Por teu fervor se restaura
a disciplina de outrora,
E eis que o jardim franciscano
de novas rosas se enflora
As pompas do mundo foges,
buscando apenas o eterno;
Tua oração e pureza
vencem as forjas do inferno.
Com teus jejuns e flagelos,
os castos membros dominas,
e à noite o corpo cansado
em duras tábuas reclinas.
Nossos pedidos escuta,
busquem os teus vida pura;
chegue até́ nós tua ajuda,
que a salvação assegura
Pedro de Alcântara ouvindo,
ao Pai e ao Filho louvemos,
e ao que de ambos procede
honra sem fim tributemos.
Peçamos a intercessão de São Pedro de Alcântara por nossa nação, por nossos governantes e pela fidelidade à nossa vocação católica no mundo. Que ele nos proteja de todo o mal político e espiritual e inspire nossos líderes a seguirem os caminhos da justiça.
Que seu exemplo de austeridade e oração nos ajude a viver com mais santidade e dedicação ao Evangelho.
São Pedro de Alcântara, rogai por nós!
Referências
[1] Father Silas Barth, O.F.M. Franciscan Herald, October 1913. CatholicSaints.Info. 4 October 2022. Web. 14 October 2024
[2] Ofício das Leituras, em sua memória litúrgica.

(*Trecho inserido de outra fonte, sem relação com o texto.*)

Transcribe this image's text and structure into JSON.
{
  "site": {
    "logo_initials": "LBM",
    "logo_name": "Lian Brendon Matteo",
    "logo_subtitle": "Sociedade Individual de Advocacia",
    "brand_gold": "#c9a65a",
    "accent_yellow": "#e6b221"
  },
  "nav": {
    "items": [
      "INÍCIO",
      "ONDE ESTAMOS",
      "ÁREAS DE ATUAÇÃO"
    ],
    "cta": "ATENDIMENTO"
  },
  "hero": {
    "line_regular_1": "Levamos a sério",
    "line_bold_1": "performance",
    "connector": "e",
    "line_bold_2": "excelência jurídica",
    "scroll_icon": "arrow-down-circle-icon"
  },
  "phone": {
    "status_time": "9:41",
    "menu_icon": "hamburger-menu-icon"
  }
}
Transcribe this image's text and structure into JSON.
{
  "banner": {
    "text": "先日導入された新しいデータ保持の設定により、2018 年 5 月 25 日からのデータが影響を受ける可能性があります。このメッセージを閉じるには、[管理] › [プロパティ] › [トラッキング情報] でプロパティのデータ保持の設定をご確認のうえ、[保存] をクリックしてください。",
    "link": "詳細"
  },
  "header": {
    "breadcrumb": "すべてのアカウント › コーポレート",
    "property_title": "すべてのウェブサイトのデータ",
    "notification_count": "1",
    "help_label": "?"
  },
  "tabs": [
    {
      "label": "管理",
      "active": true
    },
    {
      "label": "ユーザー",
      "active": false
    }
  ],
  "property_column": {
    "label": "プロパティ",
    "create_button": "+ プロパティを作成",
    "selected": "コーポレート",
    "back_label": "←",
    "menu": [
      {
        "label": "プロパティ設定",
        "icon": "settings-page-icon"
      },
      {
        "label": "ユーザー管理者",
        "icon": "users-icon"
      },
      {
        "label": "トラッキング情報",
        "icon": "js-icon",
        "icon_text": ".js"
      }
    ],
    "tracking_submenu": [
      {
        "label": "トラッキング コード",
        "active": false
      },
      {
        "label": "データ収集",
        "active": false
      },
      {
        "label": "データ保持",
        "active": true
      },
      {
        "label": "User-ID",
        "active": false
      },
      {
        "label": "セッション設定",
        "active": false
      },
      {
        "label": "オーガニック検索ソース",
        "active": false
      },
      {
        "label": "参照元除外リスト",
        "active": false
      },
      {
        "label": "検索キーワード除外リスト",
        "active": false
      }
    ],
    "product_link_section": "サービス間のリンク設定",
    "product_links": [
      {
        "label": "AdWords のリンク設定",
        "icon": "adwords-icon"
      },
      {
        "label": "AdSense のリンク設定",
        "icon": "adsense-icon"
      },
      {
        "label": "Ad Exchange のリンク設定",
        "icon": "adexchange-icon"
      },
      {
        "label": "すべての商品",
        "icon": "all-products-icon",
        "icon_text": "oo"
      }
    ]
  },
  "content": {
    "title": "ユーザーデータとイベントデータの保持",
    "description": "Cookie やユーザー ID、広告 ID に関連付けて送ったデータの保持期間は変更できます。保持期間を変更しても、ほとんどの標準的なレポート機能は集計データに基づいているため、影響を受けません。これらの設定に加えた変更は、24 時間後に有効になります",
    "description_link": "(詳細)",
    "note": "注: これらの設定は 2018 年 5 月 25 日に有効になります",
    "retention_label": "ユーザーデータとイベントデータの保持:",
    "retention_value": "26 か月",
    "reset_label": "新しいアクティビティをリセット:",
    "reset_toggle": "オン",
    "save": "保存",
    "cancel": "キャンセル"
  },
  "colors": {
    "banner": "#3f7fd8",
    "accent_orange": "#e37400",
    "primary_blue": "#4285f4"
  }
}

[3] Father Silas Barth, O.F.M. Franciscan Herald, October 1913. CatholicSaints.Info. 4 October 2022. Web. 14 October 2024.
[4] Eleanor Cecilia Donnelly. “Saint Peter of Alcantara, Confessor”. Short Lives of the Saints, 1910. CatholicSaints.Info. 22 April 2021. Web. 14 October 2024.
[5] Santa Teresa de Jesus. Livro da Vida. Capítulo 27. Nº 16.